Most of us have enough different sizes in our closet to open a boutique. The dreadful weight loss cycle of deprivation, starvation, weight loss, and regain keeps us expanding our wardrobe. How do you lose weight and keep it off? Here are some pearls of wisdom that will allow you to achieve and maintain a healthy weight:

  1.  Stop Dieting! End the madness. There is no need to salivate while others enjoy their meals. If you feel deprived, you will inevitably overindulge. Do not concentrate on eliminating foods from your diet, but rather on a sensible eating plan that allows you to enjoy most foods. Take time to plan your meals and snacks. If you are prepared to eat healthier foods, fast food, super-sized food, and junk food will be less tempting. It is not the ultimate sin to occasionally have a non-protein, non-grain, treat (smile). Here it is make lifestyle changes and abandon the diet!
  2. Explore the reasons that you eat. Your initial response may be “I just like food.”  If you really desire to release the fat for good, do not be afraid to do some soul searching. Do you find yourself reaching for food when you are stressed, bored, of upset? What triggers you to make a b-line to the kitchen even when you are not hungry? It is important to identify situations or emotions you comfort with food and find alternatives ways to manage them that do not add inches to your waist.
  3. Look beyond the physical. The desire to fit into last year’s swimsuit or swim trunks can be the stimulus to start a weight loss program, but to end the constant ten pounds down and fifteen pounds up may involve chewing on (chuckle) why you really want to lose weight. Why is now the time to take off the weight?  Is it the upcoming event? Has weight become the culprit for your health problems?  Do you want to be more active with the grandchildren? Are you simply fed up and want to take weight off the table as one of your concerns?  It is beneficial to know why you have decided to take on the challenge of making over your diet. It can also serve to motivate you when the scale does not reflect your efforts.

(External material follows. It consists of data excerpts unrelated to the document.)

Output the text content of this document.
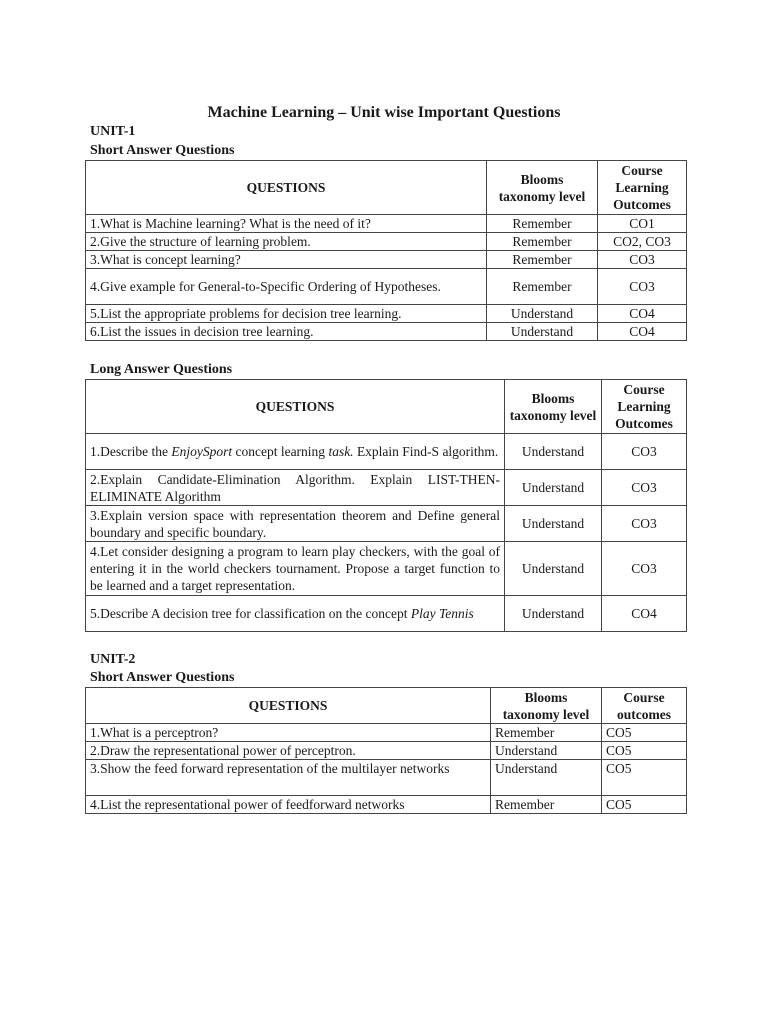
Machine Learning – Unit wise Important Questions
UNIT-1
Short Answer Questions
QUESTIONS	Blooms taxonomy level	Course Learning Outcomes
1.What is Machine learning? What is the need of it?	Remember	CO1
2.Give the structure of learning problem.	Remember	CO2, CO3
3.What is concept learning?	Remember	CO3
4.Give example for General-to-Specific Ordering of Hypotheses.	Remember	CO3
5.List the appropriate problems for decision tree learning.	Understand	CO4
6.List the issues in decision tree learning.	Understand	CO4
Long Answer Questions
QUESTIONS	Blooms taxonomy level	Course Learning Outcomes
1.Describe the EnjoySport concept learning task. Explain Find-S algorithm.	Understand	CO3
2.Explain Candidate-Elimination Algorithm. Explain LIST-THEN-ELIMINATE Algorithm	Understand	CO3
3.Explain version space with representation theorem and Define general boundary and specific boundary.	Understand	CO3
4.Let consider designing a program to learn play checkers, with the goal of entering it in the world checkers tournament. Propose a target function to be learned and a target representation.	Understand	CO3
5.Describe A decision tree for classification on the concept Play Tennis	Understand	CO4
UNIT-2
Short Answer Questions
QUESTIONS	Blooms taxonomy level	Course outcomes
1.What is a perceptron?	Remember	CO5
2.Draw the representational power of perceptron.	Understand	CO5
3.Show the feed forward representation of the multilayer networks	Understand	CO5
4.List the representational power of feedforward networks	Remember	CO5
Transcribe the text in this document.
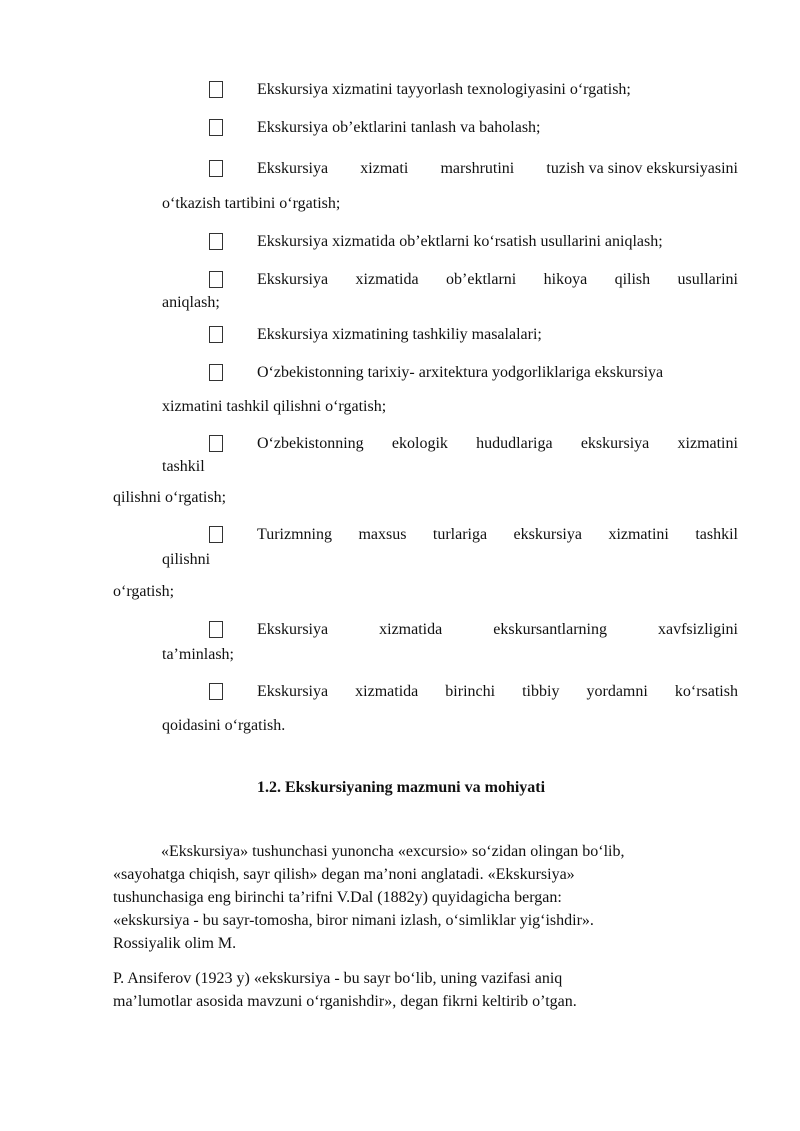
Ekskursiya xizmatini tayyorlash texnologiyasini o‘rgatish;
Ekskursiya ob’ektlarini tanlash va baholash;
Ekskursiya xizmati marshrutini tuzish va sinov ekskursiyasini
o‘tkazish tartibini o‘rgatish;
Ekskursiya xizmatida ob’ektlarni ko‘rsatish usullarini aniqlash;
Ekskursiya xizmatida ob’ektlarni hikoya qilish usullarini
aniqlash;
Ekskursiya xizmatining tashkiliy masalalari;
O‘zbekistonning tarixiy- arxitektura yodgorliklariga ekskursiya
xizmatini tashkil qilishni o‘rgatish;
O‘zbekistonning ekologik hududlariga ekskursiya xizmatini
tashkil
qilishni o‘rgatish;
Turizmning maxsus turlariga ekskursiya xizmatini tashkil
qilishni
o‘rgatish;
Ekskursiya	xizmatida	ekskursantlarning	xavfsizligini
ta’minlash;
Ekskursiya xizmatida birinchi tibbiy yordamni ko‘rsatish
qoidasini o‘rgatish.
1.2. Ekskursiyaning mazmuni va mohiyati
«Ekskursiya» tushunchasi yunoncha «excursio» so‘zidan olingan bo‘lib,
«sayohatga chiqish, sayr qilish» degan ma’noni anglatadi. «Ekskursiya»
tushunchasiga eng birinchi ta’rifni V.Dal (1882y) quyidagicha bergan:
«ekskursiya - bu sayr-tomosha, biror nimani izlash, o‘simliklar yig‘ishdir».
Rossiyalik olim M.
P. Ansiferov (1923 y) «ekskursiya - bu sayr bo‘lib, uning vazifasi aniq
ma’lumotlar asosida mavzuni o‘rganishdir», degan fikrni keltirib o’tgan.
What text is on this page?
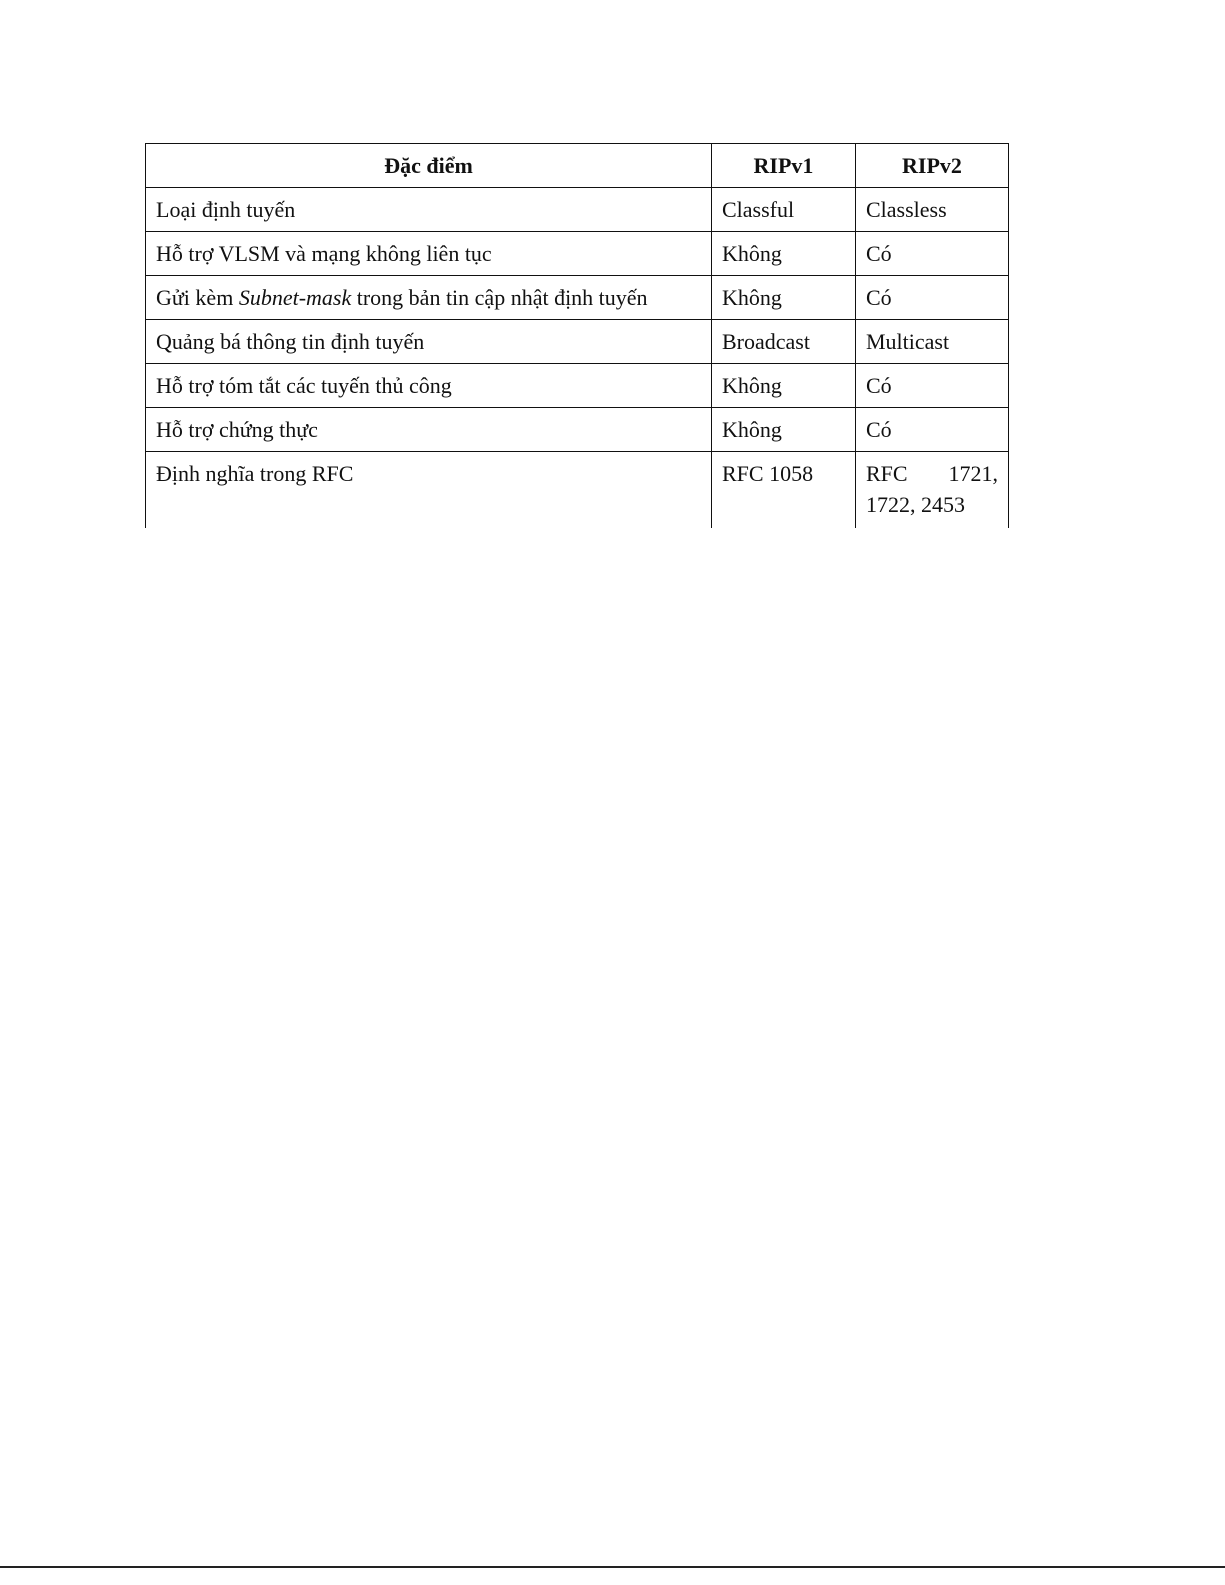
Đặc điểm	RIPv1	RIPv2
Loại định tuyến	Classful	Classless
Hỗ trợ VLSM và mạng không liên tục	Không	Có
Gửi kèm Subnet-mask trong bản tin cập nhật định tuyến	Không	Có
Quảng bá thông tin định tuyến	Broadcast	Multicast
Hỗ trợ tóm tắt các tuyến thủ công	Không	Có
Hỗ trợ chứng thực	Không	Có
Định nghĩa trong RFC	RFC 1058	RFC 1721,
1722, 2453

  4. Set realistic weight loss goals. Fact, you did not wake up overweight and you are not going to wake up thin. Sorry, there are not magic potions, pills, or foods.  Weight loss involves being persistent with your efforts and making changes that you can maintain. A healthy weight loss is one and a half to two pounds a week. This seems inconsistent with reality television shows; however, if you want to decrease your frustrations, it is an achievable and sustainable goal. Tip: do not use the scale as the only barometer for your success. Monitor body measurements. You will be thrilled to know that your waist is dwindling away even if the scale has not been informed.
  5. Chose fitness activities you enjoy.  Do not get in a rut or feel pressured to have a gym membership. I found out if you do not go, they don’t work anyway! Chose activities that are fun, you will look forward to them. Zumba, line dance, indoor cycling, hot yoga, barre workout whatever gets your heart rate up for thirty minutes five times a week is fair game. Also, exercise is a great way to de-stress. By the way, doing laps in the gym while engaging in a telephone conversation does not count. Gotcha!
  6. Commit to yourself.  Stop making excuses. You are not a morning person. You are very busy. You need to help the kids with their homework in the evening. You are too exhausted at night after working all day. The bottom line is until you become a priority in your own life, it is going to be difficult to achieve your personal health and fitness goals. You cannot give anyone your best until you give your best to yourself.
  7. Resume fun activities.  What hobbies have you put away that you would like to start again? Hobbies can help decrease your stress and burn calories which both are important to lose weight. Gardening, painting, dancing, the more active you are the less time you will spend mindless eating.

The rest is not rocket science. Adopt an eating program to boost your metabolism with multiple small meals throughout the day and the right food combinations and get moving! Manage your weight for health sake (OK, there is nothing wrong with wanting to flaunt the body all while fitting into last year’s swimwear or is it too big now?)